Investigating Costimulatory Pathways as an Immune Connection Between Psoriatic Skin and Joint Disease
Principal Investigator: Bahram Razani, M.D., Ph.D.
Institution: The Regents of the University of California, San Francisco
Grant Mechanism: R01 Bridge Grant
Funding Amount: $100,000
Project Start Date: August 1, 2025
Project End Date: July 31, 2026
Status: Active
Keywords: Psoriasis, Psoriatic Arthritis, Basic Science, Animal Models, Cell Signaling, Disease Models, Immunology, Prevention
Project Summary:
Why a third of patients with psoriasis develop arthritis is unclear. As skin inflammation often precedes arthritis by years, immune processes in the skin may trigger joint disease. To study how skin and joint inflammation are linked, we developed a new animal model based on a known human genetic risk factor. In this model, inflammation triggered in the skin leads to joint inflammation resembling Psoriatic Arthritis (PsA). Using this model, we identified a pathway critical for developing skin-triggered arthritis. This pathway is critical for immune cell communication, but its role in PsA is not known. We aim to discover how this pathway connects psoriatic skin and joint inflammation, potentially revealing new treatment strategies.
How will your project help improve the lives of the 125 million affected by psoriatic disease?
Our project is focused on understanding the ways by which psoriatic inflammation in the skin is linked to inflammation in other organs, especially joints. We aim to test how a specific immune pathway contributes to joint inflammation in a model of psoriatic disease. By doing so, we hope this leads to new methods of identifying individuals with psoriasis at higher risk for arthritis and finding new therapeutic strategies to prevent joint damage in people with psoriatic disease.

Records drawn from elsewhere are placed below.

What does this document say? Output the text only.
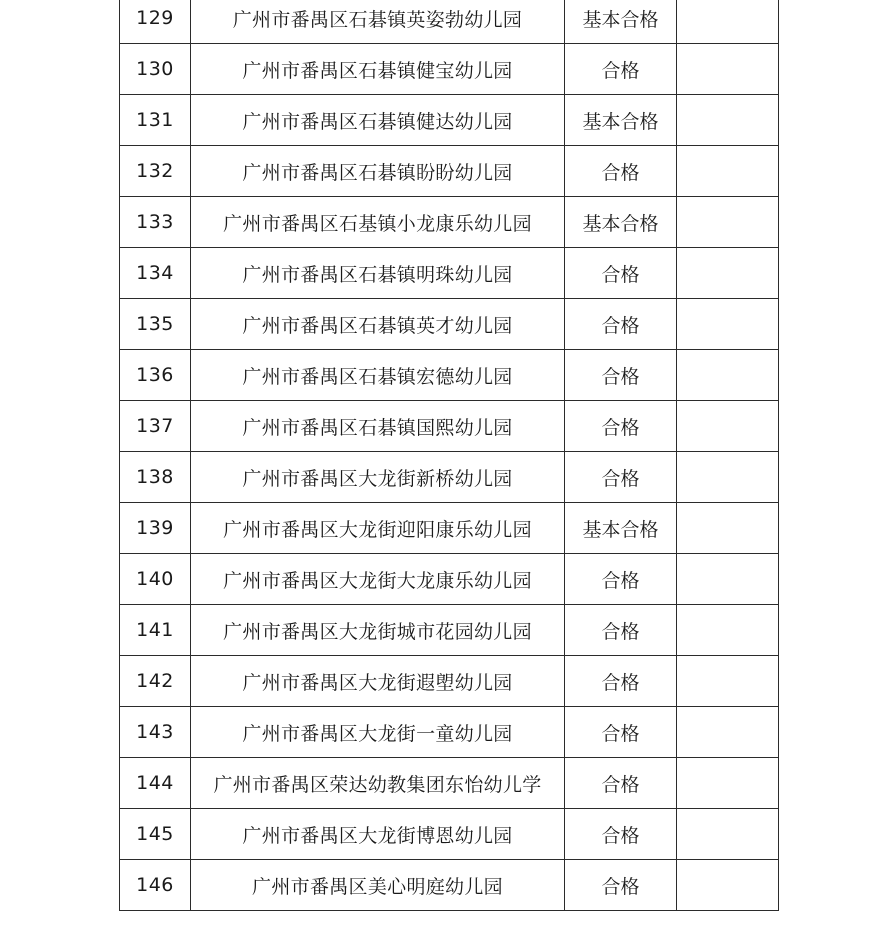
129	广州市番禺区石碁镇英姿勃幼儿园	基本合格	
130	广州市番禺区石碁镇健宝幼儿园	合格	
131	广州市番禺区石碁镇健达幼儿园	基本合格	
132	广州市番禺区石碁镇盼盼幼儿园	合格	
133	广州市番禺区石基镇小龙康乐幼儿园	基本合格	
134	广州市番禺区石碁镇明珠幼儿园	合格	
135	广州市番禺区石碁镇英才幼儿园	合格	
136	广州市番禺区石碁镇宏德幼儿园	合格	
137	广州市番禺区石碁镇国熙幼儿园	合格	
138	广州市番禺区大龙街新桥幼儿园	合格	
139	广州市番禺区大龙街迎阳康乐幼儿园	基本合格	
140	广州市番禺区大龙街大龙康乐幼儿园	合格	
141	广州市番禺区大龙街城市花园幼儿园	合格	
142	广州市番禺区大龙街遐塱幼儿园	合格	
143	广州市番禺区大龙街一童幼儿园	合格	
144	广州市番禺区荣达幼教集团东怡幼儿学	合格	
145	广州市番禺区大龙街博恩幼儿园	合格	
146	广州市番禺区美心明庭幼儿园	合格	
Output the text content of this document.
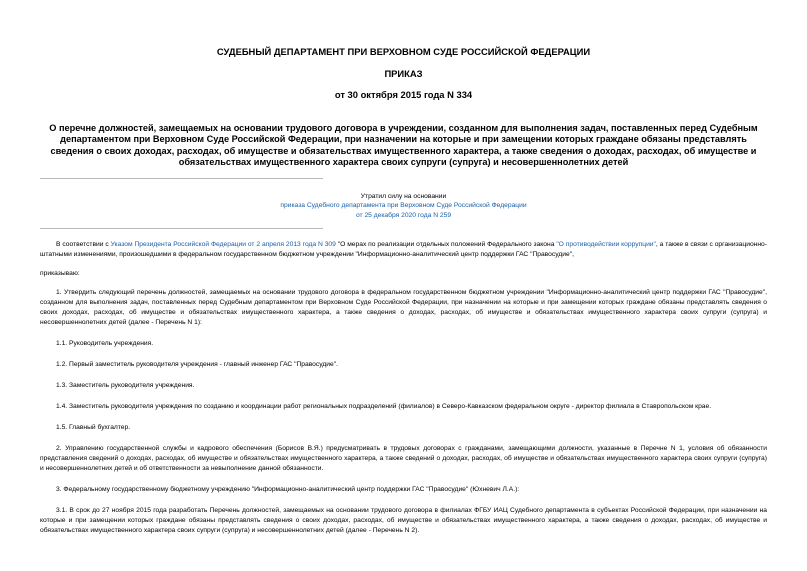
СУДЕБНЫЙ ДЕПАРТАМЕНТ ПРИ ВЕРХОВНОМ СУДЕ РОССИЙСКОЙ ФЕДЕРАЦИИ
ПРИКАЗ
от 30 октября 2015 года N 334

О перечне должностей, замещаемых на основании трудового договора в учреждении, созданном для выполнения задач, поставленных перед Судебным департаментом при Верховном Суде Российской Федерации, при назначении на которые и при замещении которых граждане обязаны представлять сведения о своих доходах, расходах, об имуществе и обязательствах имущественного характера, а также сведения о доходах, расходах, об имуществе и обязательствах имущественного характера своих супруги (супруга) и несовершеннолетних детей

Утратил силу на основании
приказа Судебного департамента при Верховном Суде Российской Федерации
от 25 декабря 2020 года N 259

В соответствии с Указом Президента Российской Федерации от 2 апреля 2013 года N 309 "О мерах по реализации отдельных положений Федерального закона "О противодействии коррупции", а также в связи с организационно-штатными изменениями, произошедшими в федеральном государственном бюджетном учреждении "Информационно-аналитический центр поддержки ГАС "Правосудие",

приказываю:

1. Утвердить следующий перечень должностей, замещаемых на основании трудового договора в федеральном государственном бюджетном учреждении "Информационно-аналитический центр поддержки ГАС "Правосудие", созданном для выполнения задач, поставленных перед Судебным департаментом при Верховном Суде Российской Федерации, при назначении на которые и при замещении которых граждане обязаны представлять сведения о своих доходах, расходах, об имуществе и обязательствах имущественного характера, а также сведения о доходах, расходах, об имуществе и обязательствах имущественного характера своих супруги (супруга) и несовершеннолетних детей (далее - Перечень N 1):

1.1. Руководитель учреждения.

1.2. Первый заместитель руководителя учреждения - главный инженер ГАС "Правосудие".

1.3. Заместитель руководителя учреждения.

1.4. Заместитель руководителя учреждения по созданию и координации работ региональных подразделений (филиалов) в Северо-Кавказском федеральном округе - директор филиала в Ставропольском крае.

1.5. Главный бухгалтер.

2. Управлению государственной службы и кадрового обеспечения (Борисов В.Я.) предусматривать в трудовых договорах с гражданами, замещающими должности, указанные в Перечне N 1, условия об обязанности представления сведений о доходах, расходах, об имуществе и обязательствах имущественного характера, а также сведений о доходах, расходах, об имуществе и обязательствах имущественного характера своих супруги (супруга) и несовершеннолетних детей и об ответственности за невыполнение данной обязанности.

3. Федеральному государственному бюджетному учреждению "Информационно-аналитический центр поддержки ГАС "Правосудие" (Юхневич Л.А.):

3.1. В срок до 27 ноября 2015 года разработать Перечень должностей, замещаемых на основании трудового договора в филиалах ФГБУ ИАЦ Судебного департамента в субъектах Российской Федерации, при назначении на которые и при замещении которых граждане обязаны представлять сведения о своих доходах, расходах, об имуществе и обязательствах имущественного характера, а также сведения о доходах, расходах, об имуществе и обязательствах имущественного характера своих супруги (супруга) и несовершеннолетних детей (далее - Перечень N 2).
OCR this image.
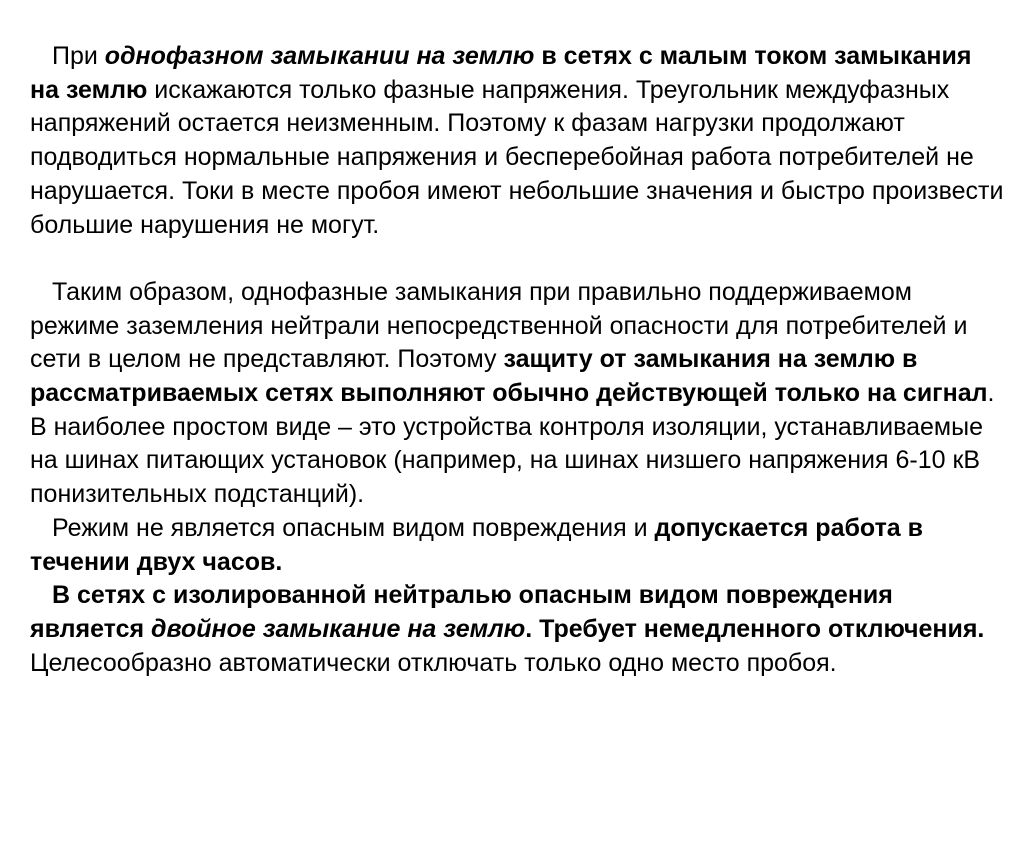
При однофазном замыкании на землю в сетях с малым током замыкания на землю искажаются только фазные напряжения. Треугольник междуфазных напряжений остается неизменным. Поэтому к фазам нагрузки продолжают подводиться нормальные напряжения и бесперебойная работа потребителей не нарушается. Токи в месте пробоя имеют небольшие значения и быстро произвести большие нарушения не могут.

Таким образом, однофазные замыкания при правильно поддерживаемом режиме заземления нейтрали непосредственной опасности для потребителей и сети в целом не представляют. Поэтому защиту от замыкания на землю в рассматриваемых сетях выполняют обычно действующей только на сигнал. В наиболее простом виде – это устройства контроля изоляции, устанавливаемые на шинах питающих установок (например, на шинах низшего напряжения 6-10 кВ понизительных подстанций).

Режим не является опасным видом повреждения и допускается работа в течении двух часов.

В сетях с изолированной нейтралью опасным видом повреждения является двойное замыкание на землю. Требует немедленного отключения. Целесообразно автоматически отключать только одно место пробоя.
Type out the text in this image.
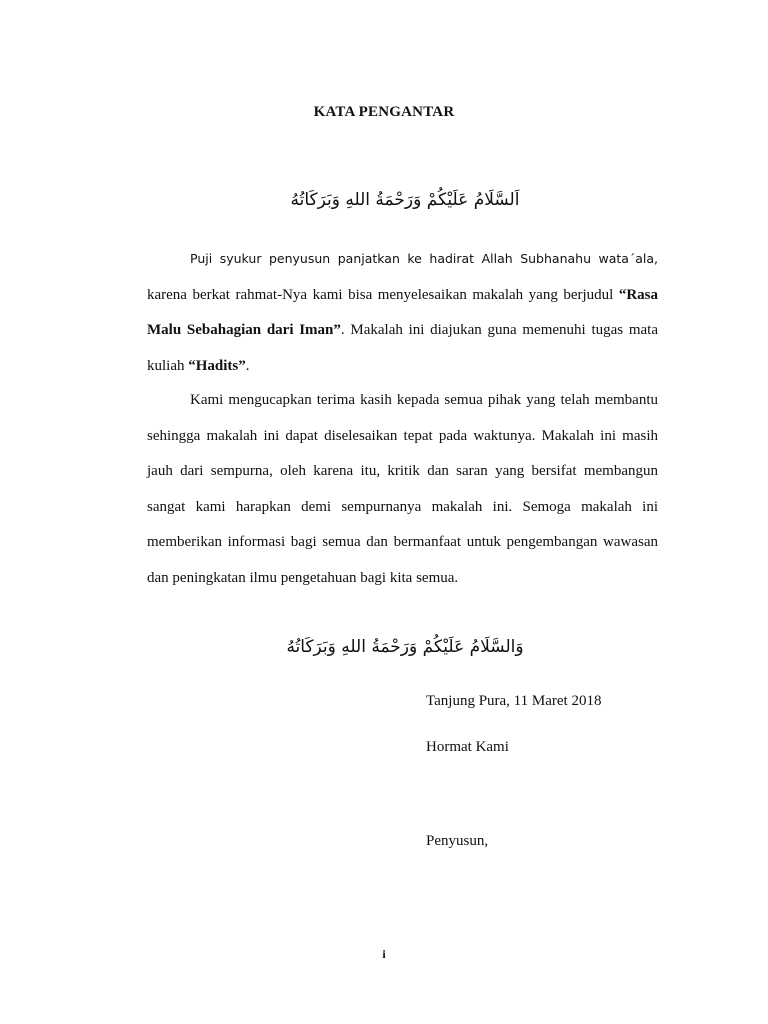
KATA PENGANTAR
اَلسَّلَامُ عَلَيْكُمْ وَرَحْمَةُ اللهِ وَبَرَكَاتُهُ

Puji syukur penyusun panjatkan ke hadirat Allah Subhanahu wata´ala, karena berkat rahmat-Nya kami bisa menyelesaikan makalah yang berjudul “Rasa Malu Sebahagian dari Iman”. Makalah ini diajukan guna memenuhi tugas mata kuliah “Hadits”.

Kami mengucapkan terima kasih kepada semua pihak yang telah membantu sehingga makalah ini dapat diselesaikan tepat pada waktunya. Makalah ini masih jauh dari sempurna, oleh karena itu, kritik dan saran yang bersifat membangun sangat kami harapkan demi sempurnanya makalah ini. Semoga makalah ini memberikan informasi bagi semua dan bermanfaat untuk pengembangan wawasan dan peningkatan ilmu pengetahuan bagi kita semua.

وَالسَّلَامُ عَلَيْكُمْ وَرَحْمَةُ اللهِ وَبَرَكَاتُهُ
Tanjung Pura, 11 Maret 2018
Hormat Kami
Penyusun,
i
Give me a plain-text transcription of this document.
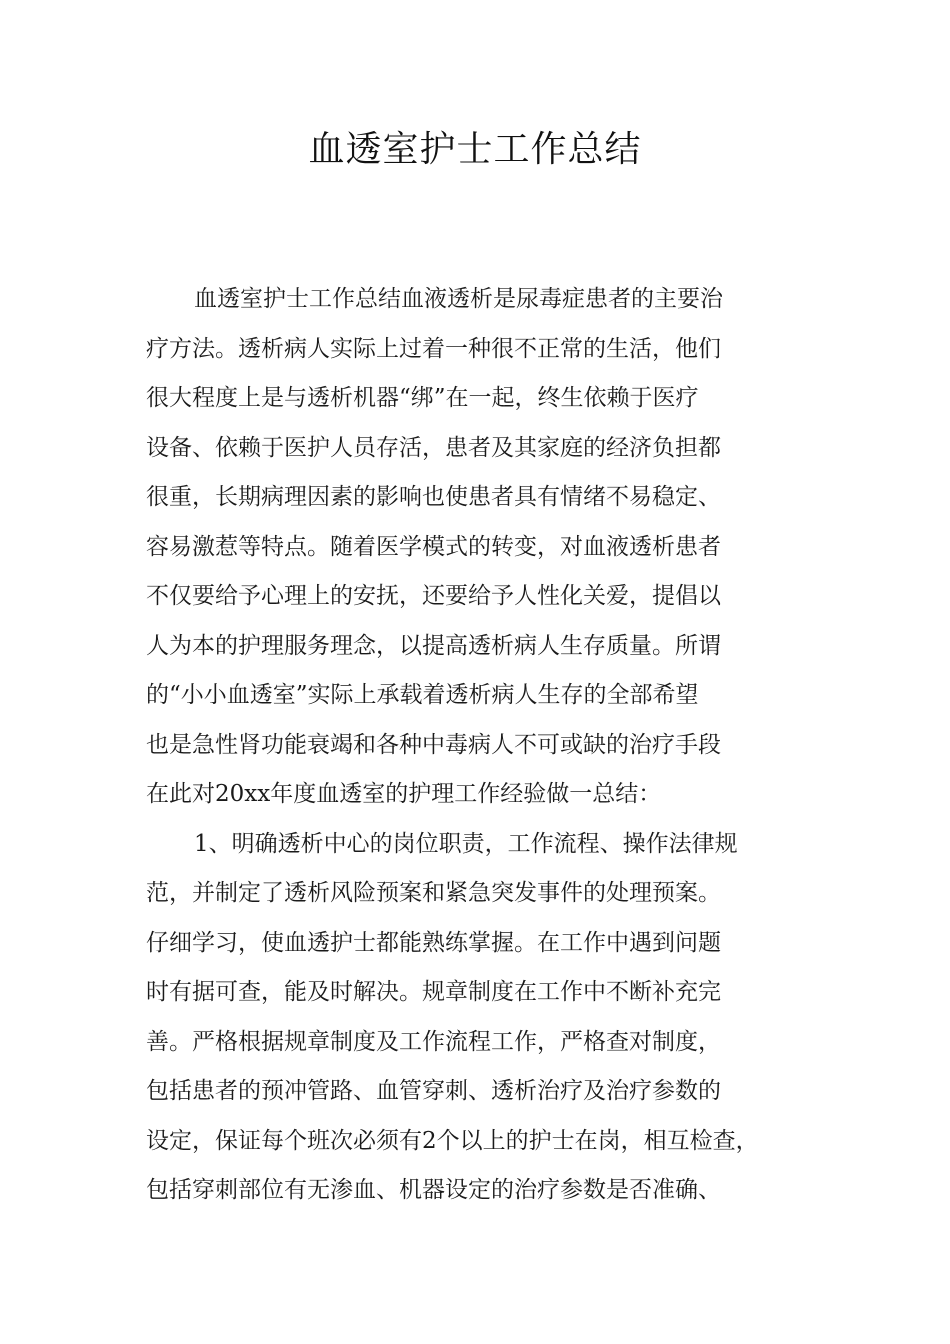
血透室护士工作总结
血透室护士工作总结血液透析是尿毒症患者的主要治
疗方法。透析病人实际上过着一种很不正常的生活，他们
很大程度上是与透析机器“绑”在一起，终生依赖于医疗
设备、依赖于医护人员存活，患者及其家庭的经济负担都
很重，长期病理因素的影响也使患者具有情绪不易稳定、
容易激惹等特点。随着医学模式的转变，对血液透析患者
不仅要给予心理上的安抚，还要给予人性化关爱，提倡以
人为本的护理服务理念，以提高透析病人生存质量。所谓
的“小小血透室”实际上承载着透析病人生存的全部希望
也是急性肾功能衰竭和各种中毒病人不可或缺的治疗手段
在此对20xx年度血透室的护理工作经验做一总结：
1、明确透析中心的岗位职责，工作流程、操作法律规
范，并制定了透析风险预案和紧急突发事件的处理预案。
仔细学习，使血透护士都能熟练掌握。在工作中遇到问题
时有据可查，能及时解决。规章制度在工作中不断补充完
善。严格根据规章制度及工作流程工作，严格查对制度，
包括患者的预冲管路、血管穿刺、透析治疗及治疗参数的
设定，保证每个班次必须有2个以上的护士在岗，相互检查，
包括穿刺部位有无渗血、机器设定的治疗参数是否准确、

Why is psoriatic disease research important to you, personally? What role will this award play in your research efforts or career development?
As a practicing dermatologist, I help take care of many patients with psoriasis. My patients’ personal experience with psoriasis along with their questions on its causes and treatments provide a strong inspiration for me in my research career. My underlying hope is to contribute to discoveries that make management of this condition more precise and effective. This award will provide key funding to advance our promising and exciting early findings as well as supporting my growth as a physician-scientist working to bridge patient care and basic research.
Researcher Profile:
Bahram Razani received a BA in Biochemistry at Rice University in Houston, TX and completed his MD/PhD in immunology at University of California – Los Angeles (UCLA). During his PhD training, he studied the mechanisms of negative feedback in MAP Kinases that mediate Noncanonical NF-kB signaling in the laboratory of Genhong Cheng. He went on to train in Dermatology at the University of California – San Francisco (UCSF). He has been on faculty in the Department of Dermatology at UCSF since 2017. During his early faculty appointment in the Department of Dermatology, he concurrently completed postdoctoral training under the mentorship of Averil Ma, where he studied ubiquitin-mediated mechanisms of negative regulation in innate immune signaling and their impact on tissue immune homeostasis. His laboratory uses mouse models to understand how dysregulation of innate immune signaling in keratinocytes regulates both cutaneous and systemic immunity. He has a specific interest in using mouse models to understand the immune pathogenesis of psoriasis and its systemic co-morbidities.